Mr Subramaniam, in a display of statespersonship, withdrew his candidature rather than allow the government to belittle the process through an inspired campaign of calumny and insinuation.

Even though the proposal to have a Judicial Appointments Commission was made by the previous UPA government, much like the Judicial Accountability Bill the government did not attempt to push it through. It allowed it to linger deliberately so that the process could find its own equilibrium. When it did not, it was allowed to lapse. On the contrary, the haste with which the present government carried it through was astounding. In a Parliament of more than 750 members, the debate centered primarily on the demerits of the collegium system. With only one member voting against the amendment, the bill sailed through smoothly. The rare political consensus also ensured that one half of the states ratified it.

When the hearing of the challenge to the amendments began, the Constitution Amendment Act and the NJAC Act were not yet notified by the government. Only two days prior to the final hearing did the government think it appropriate to notify the acts, thereby sending a clear signal that it had started having second thoughts about its “Don Quixote” initiative.

The lead judgment by Justice Jagdish Singh Khehar expresses apprehension about the ability of the political executive to be a participant in the appointments process of judges to the constitutional court for a myriad and one reasons.

However, the primary reason for the rejection of the NJAC was delineated as the perceived threat to the integrity of the appointment process from the political executive and threat to the primacy of the judiciary in the entire paradigm.

The lone dissenting voice based his judgment on the lack of transparency in the appointment process under the collegium. In a display of both fairness and candour, even the judges who ruled against the constitutional amendment have underscored the flaws in the collegium arrangement and have posted the matter for a “consequence hearing” in November.

Perhaps, one of the esoteric triggers for the almost unanimous striking down of the constitutional amendment and the NJAC could be the return of a majority government after almost a quarter century of coalition governments. Maybe that is why the court, even for deciding a constitutional question, has rightly found the attendant political circumstances relevant. They find prominent mention in the body of the judgment. One can only wonder whether the Supreme Court may have come to a different conclusion if a coalition government had been in office.

Only four times before has a constitutional amendment been struck down by the Supreme Court, and three of those four occasions have been because it barred the fundamental power of judicial review. This time around, and notably so, the principle of separation of powers and independence of the judiciary have been invoked to strike down the 99th Constitutional Amendment.

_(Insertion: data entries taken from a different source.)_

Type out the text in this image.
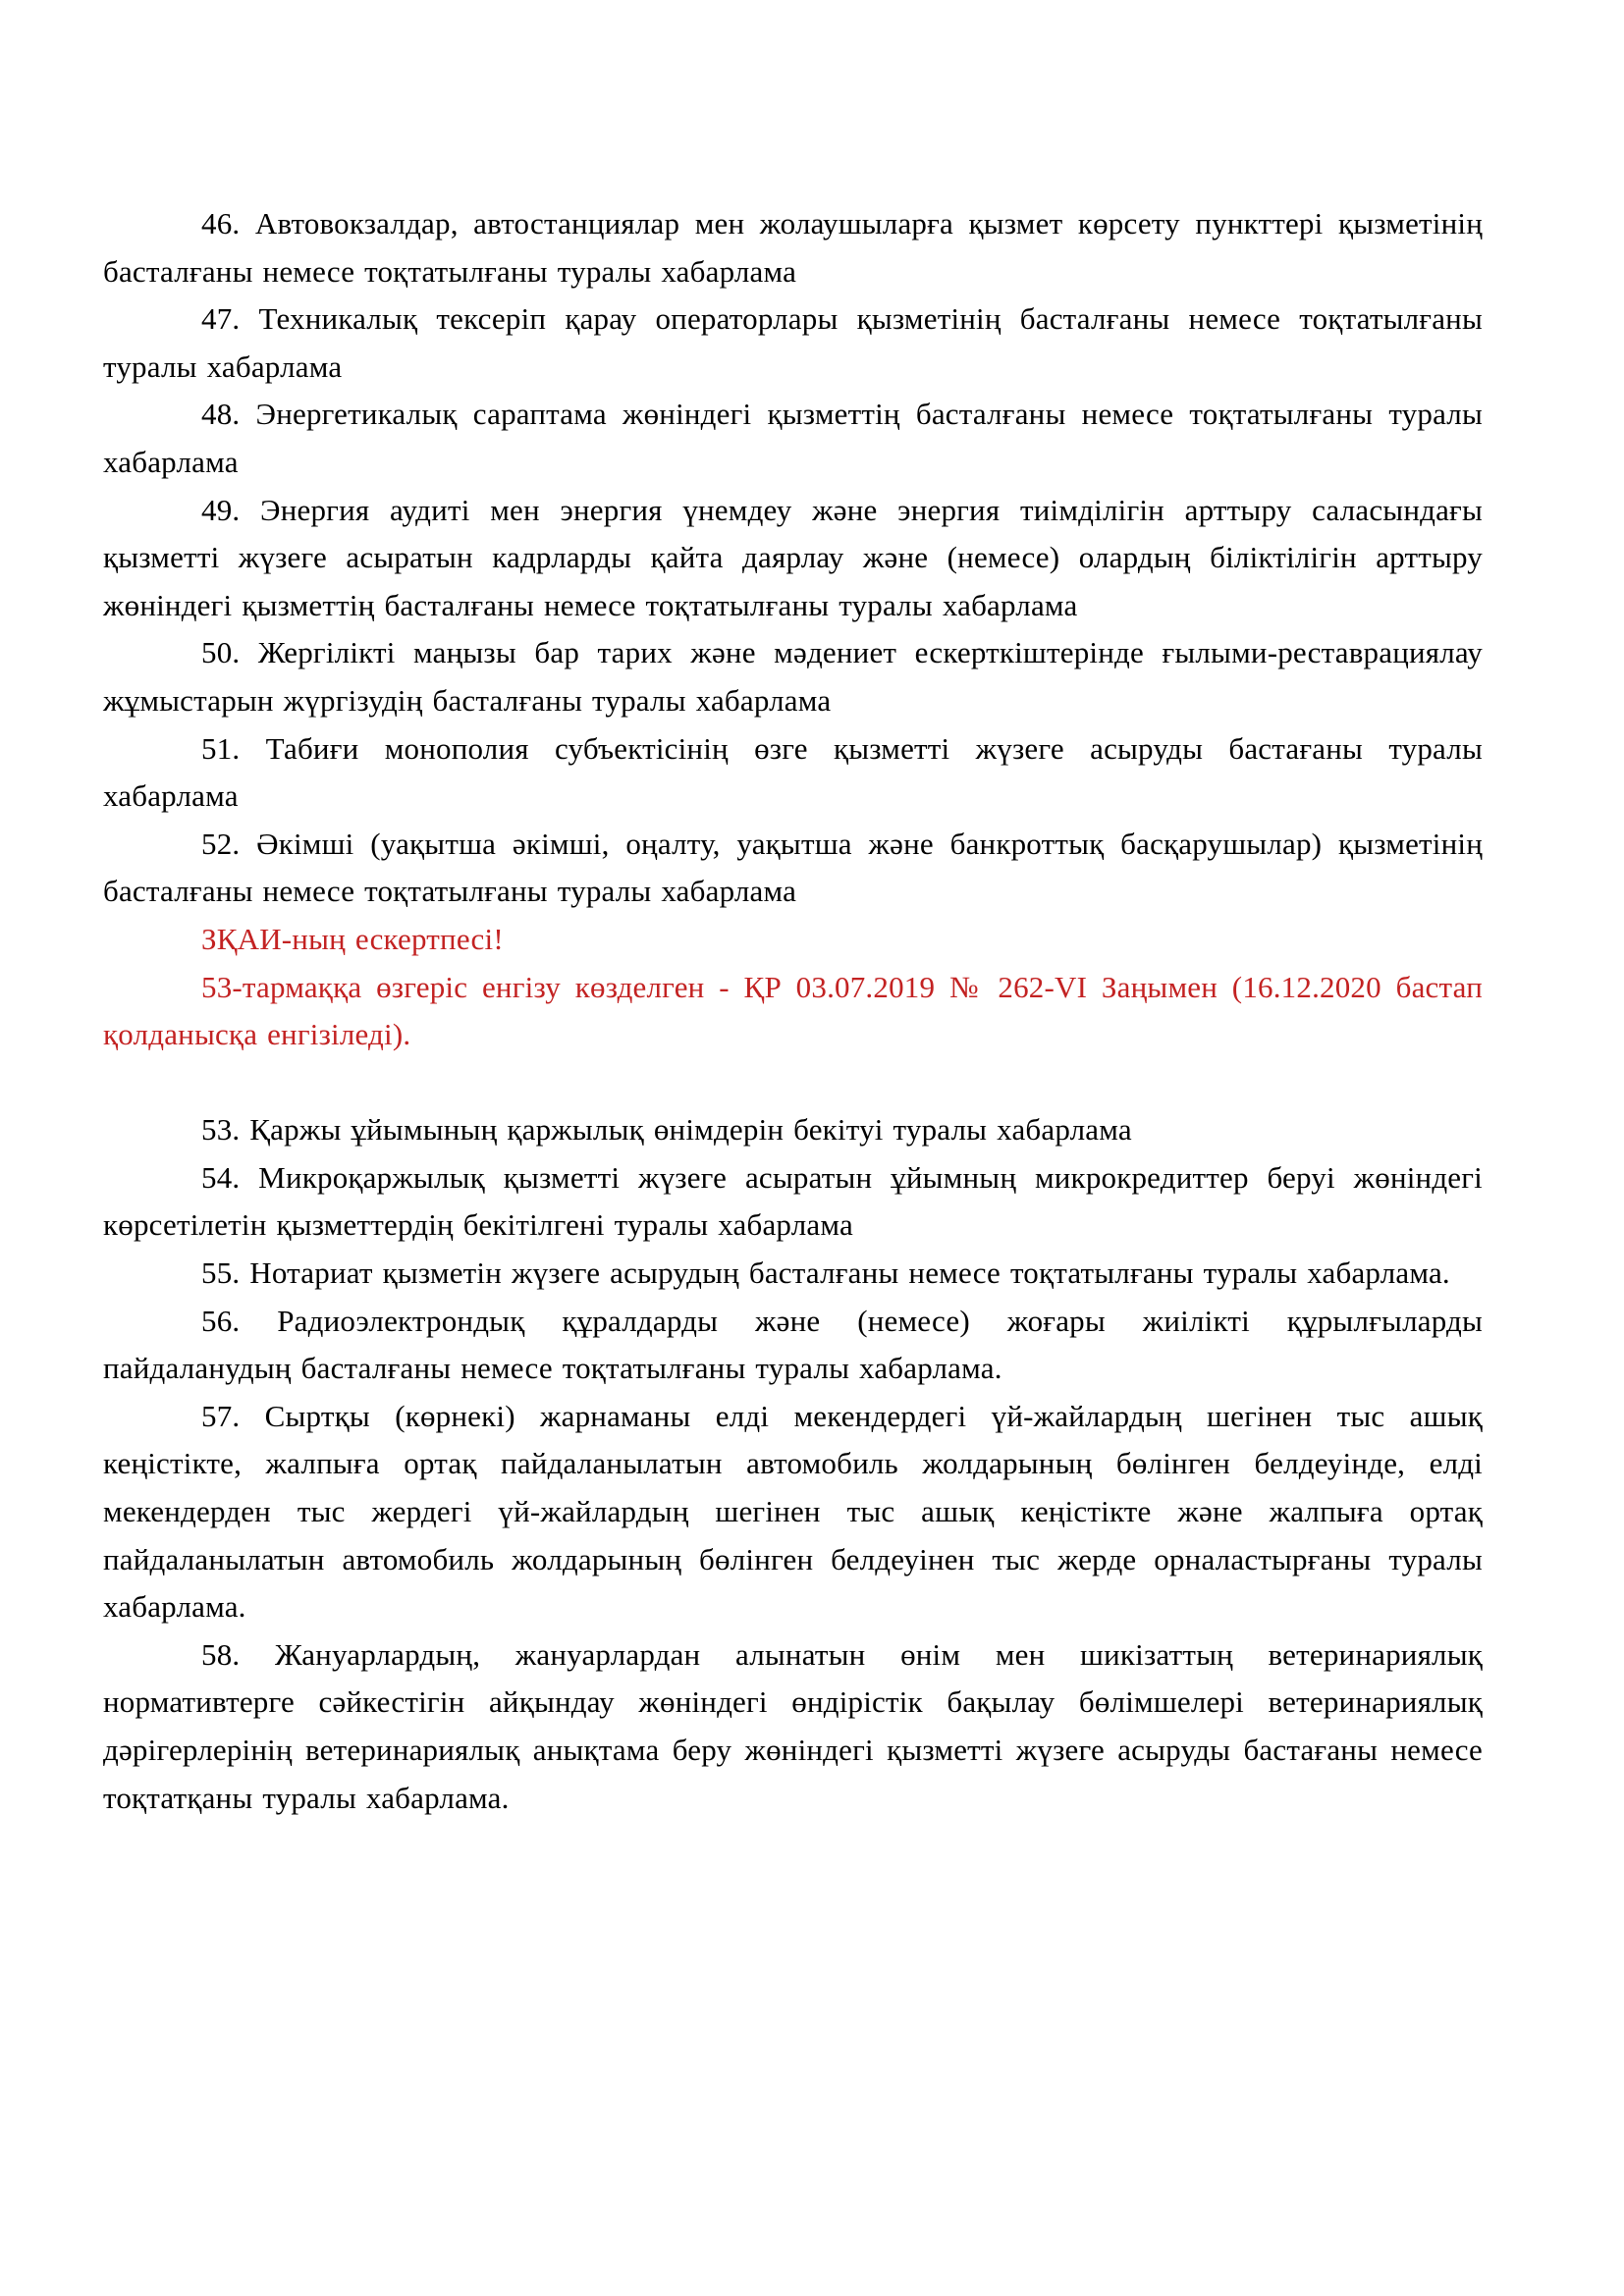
46. Автовокзалдар, автостанциялар мен жолаушыларға қызмет көрсету пункттері қызметінің басталғаны немесе тоқтатылғаны туралы хабарлама

47. Техникалық тексеріп қарау операторлары қызметінің басталғаны немесе тоқтатылғаны туралы хабарлама

48. Энергетикалық сараптама жөніндегі қызметтің басталғаны немесе тоқтатылғаны туралы хабарлама

49. Энергия аудиті мен энергия үнемдеу және энергия тиімділігін арттыру саласындағы қызметті жүзеге асыратын кадрларды қайта даярлау және (немесе) олардың біліктілігін арттыру жөніндегі қызметтің басталғаны немесе тоқтатылғаны туралы хабарлама

50. Жергілікті маңызы бар тарих және мәдениет ескерткіштерінде ғылыми-реставрациялау жұмыстарын жүргізудің басталғаны туралы хабарлама

51. Табиғи монополия субъектісінің өзге қызметті жүзеге асыруды бастағаны туралы хабарлама

52. Әкімші (уақытша әкімші, оңалту, уақытша және банкроттық басқарушылар) қызметінің басталғаны немесе тоқтатылғаны туралы хабарлама

ЗҚАИ-ның ескертпесі!

53-тармаққа өзгеріс енгізу көзделген - ҚР 03.07.2019 № 262-VI Заңымен (16.12.2020 бастап қолданысқа енгізіледі).

53. Қаржы ұйымының қаржылық өнімдерін бекітуі туралы хабарлама

54. Микроқаржылық қызметті жүзеге асыратын ұйымның микрокредиттер беруі жөніндегі көрсетілетін қызметтердің бекітілгені туралы хабарлама

55. Нотариат қызметін жүзеге асырудың басталғаны немесе тоқтатылғаны туралы хабарлама.

56. Радиоэлектрондық құралдарды және (немесе) жоғары жиілікті құрылғыларды пайдаланудың басталғаны немесе тоқтатылғаны туралы хабарлама.

57. Сыртқы (көрнекі) жарнаманы елді мекендердегі үй-жайлардың шегінен тыс ашық кеңістікте, жалпыға ортақ пайдаланылатын автомобиль жолдарының бөлінген белдеуінде, елді мекендерден тыс жердегі үй-жайлардың шегінен тыс ашық кеңістікте және жалпыға ортақ пайдаланылатын автомобиль жолдарының бөлінген белдеуінен тыс жерде орналастырғаны туралы хабарлама.

58. Жануарлардың, жануарлардан алынатын өнім мен шикізаттың ветеринариялық нормативтерге сәйкестігін айқындау жөніндегі өндірістік бақылау бөлімшелері ветеринариялық дәрігерлерінің ветеринариялық анықтама беру жөніндегі қызметті жүзеге асыруды бастағаны немесе тоқтатқаны туралы хабарлама.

The argument made by the government in the Supreme Court, and outside, that the NJAC represents the “will of the people” and, therefore, must be held as valid by the courts, is legally subversive and morally insidious. If accepted, parliamentary majorities can then resort to unconstitutional actions, like abrogation of the Constitution, replacing democracy with dictatorship, and tell the courts that they cannot hear a challenge to these actions, much less strike them down as it reflects the will of the people as expressed by the legislature. This would ring the death knell of the court system. The most hilarious of course was the “tyranny of the unelected” hyperbole coming as it did from a gentleman whose electoral credentials are nothing much to write home about.

With the spectre of fascism hanging low, a great evil stalks our land. It is better, for now, that judges continue to appoint judges, howsoever imperfect the system may be, rather than leaving it to the tender mercies of Narendra Modi and his not very merry men. It is undoubtedly the lesser of the two evils. For judges will retire, governments will change, but the Constitution would remain to be revisited at a more fortuitous time. As war is too serious a business to be left to generals, judicial appointments are too critical to be allowed any monkeying around with.